Ben Ettinger has another must-read essay on his Anipages blog, this time about two immensely talented Studio Ghibli veterans, Osamu Tanabe and Yoshiyuki Momose. Both have extensive experience with Isao Takahata's films at the studio, from Grave of the Fireflies to Winter Days. I've written about Momose a few times before here on the Conversations on Ghibli blog, mainly for his work on Ghiblies Episode 2 and the three Capsule videos that appeared on Japan's Short Short DVD. Here's another opportunity to look at his career.

Osamu Tanabe, it turns out, was the director of a terrific little music video called "Doredore no Uta," which also appeared on Short Short. It also happens to be one of my favorites, thanks to the catchy song and vividly colorful, yet realistic animation, firmly in that sparse watercolor style the studio's been playing with ever since My Neighbors the Yamadas. Hmm. Since I have the Short Short DVD, I really should have known Tanabe was the director. Really need to brush up on my Japanese.

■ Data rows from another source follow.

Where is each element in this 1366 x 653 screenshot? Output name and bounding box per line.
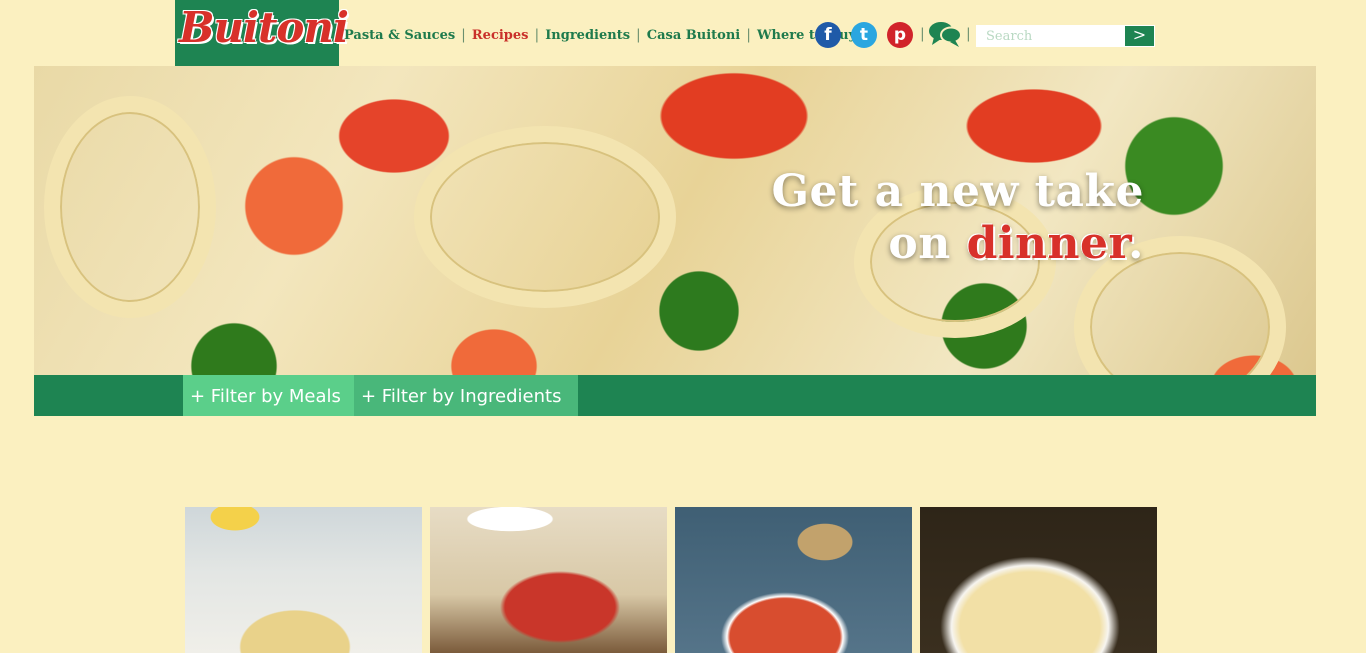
- recipe-tile[interactable]: [675, 507, 912, 653]
- hero-line-1: Get a new take: [771, 166, 1144, 217]
- facebook-icon[interactable]: f: [815, 22, 841, 48]
- search-input[interactable]: [976, 25, 1124, 47]
- main-nav: Pasta & Sauces | Recipes | Ingredients |…: [344, 24, 867, 46]
- nav-casa-buitoni[interactable]: Casa Buitoni: [641, 28, 746, 43]
- hero-banner: Get a new take on dinner.: [34, 66, 1316, 375]
- hero-headline: Get a new take on dinner.: [771, 166, 1144, 270]
- nav-recipes[interactable]: Recipes: [466, 28, 535, 43]
- hero-line-2-suffix: .: [1128, 218, 1144, 269]
- pinterest-icon[interactable]: p: [887, 22, 913, 48]
- hero-accent-word: dinner: [966, 218, 1129, 269]
- nav-separator: |: [966, 26, 971, 42]
- hero-line-2-prefix: on: [888, 218, 967, 269]
- hero-pasta-shape: [44, 96, 216, 318]
- nav-separator: |: [920, 26, 925, 42]
- filter-by-ingredients-button[interactable]: + Filter by Ingredients: [354, 375, 578, 416]
- search-submit-button[interactable]: >: [1124, 25, 1155, 47]
- nav-pasta-sauces[interactable]: Pasta & Sauces: [344, 28, 461, 43]
- facebook-glyph: f: [824, 25, 832, 45]
- hero-pasta-shape: [414, 126, 676, 308]
- twitter-glyph: t: [859, 25, 869, 45]
- pinterest-glyph: p: [893, 25, 907, 45]
- chat-bubbles-icon[interactable]: [928, 20, 962, 48]
- logo-wordmark: Buitoni: [179, 3, 349, 52]
- social-links: f t p: [815, 22, 923, 48]
- recipe-tile[interactable]: [185, 507, 422, 653]
- filter-by-meals-button[interactable]: + Filter by Meals: [183, 375, 354, 416]
- recipe-tile[interactable]: [430, 507, 667, 653]
- nav-ingredients[interactable]: Ingredients: [539, 28, 636, 43]
- twitter-icon[interactable]: t: [851, 22, 877, 48]
- filter-bar: + Filter by Meals + Filter by Ingredient…: [34, 375, 1316, 416]
- recipe-tile[interactable]: [920, 507, 1157, 653]
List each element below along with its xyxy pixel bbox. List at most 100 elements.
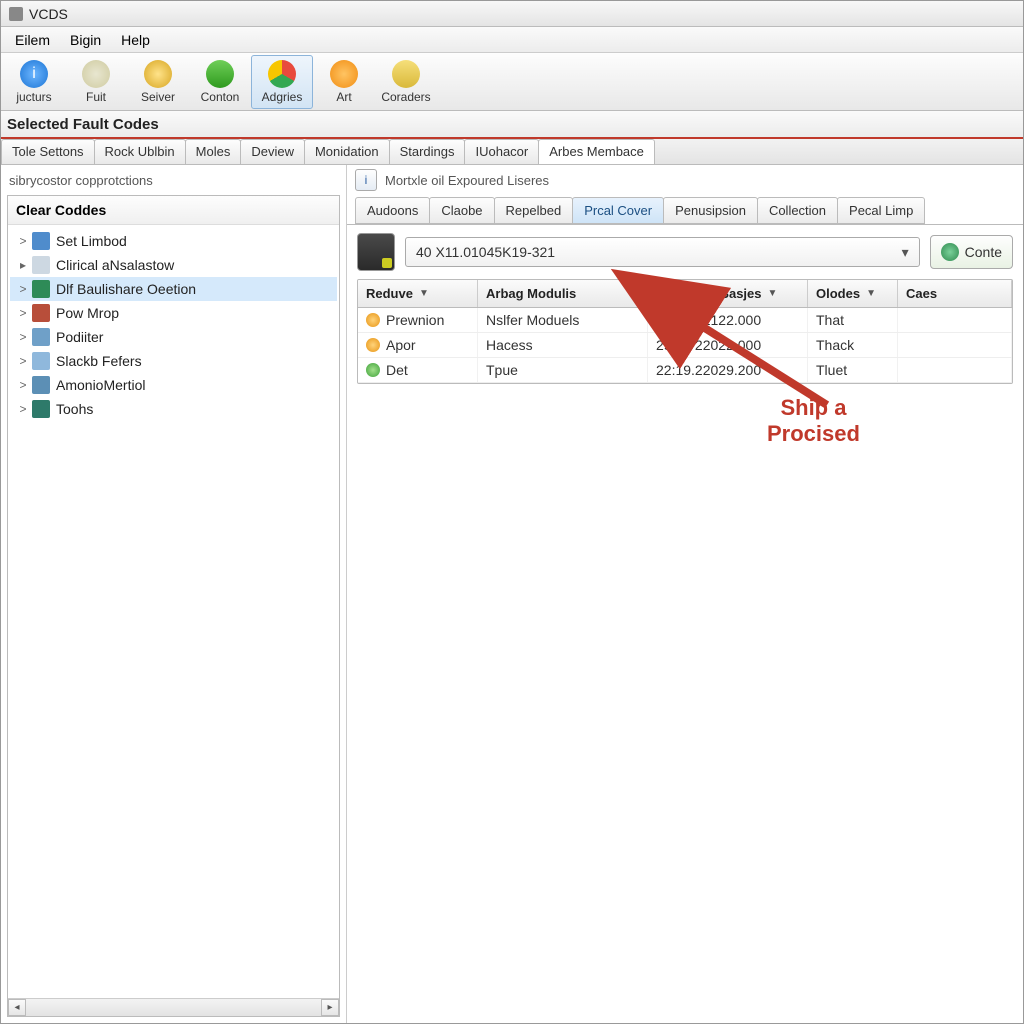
toolbar-coraders-button[interactable]: Coraders xyxy=(375,55,437,109)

Tanabe also animated Takahata's 60-second short for Winter Days - you know, I think that one's still available on YouTube, and his career spans across familiar anime classics like Akira (as an in-betweener) and Like the Wind, Like the Clouds and Hakkenden and Cat Soup and Junkers Come Here and all of Takahata's Ghibli movies. Ben Ettinger goes into detail on his favorite Tanabe moments, particularly Doredore no Uta, and offering all the usual brilliant insights that make him the number-one anime resource in the West, bar none. Not that I'm piling on the praise too highly; he really does deserve the credit for all his hard work. There isn't a better person to study anime history from. Give it a read and pass along.

1 comments:

J.R.D.S. said...

Ah, so you do know about Junkers Come Here. Was Doredore no Uta made for Minna no Uta? I might know about it if it is.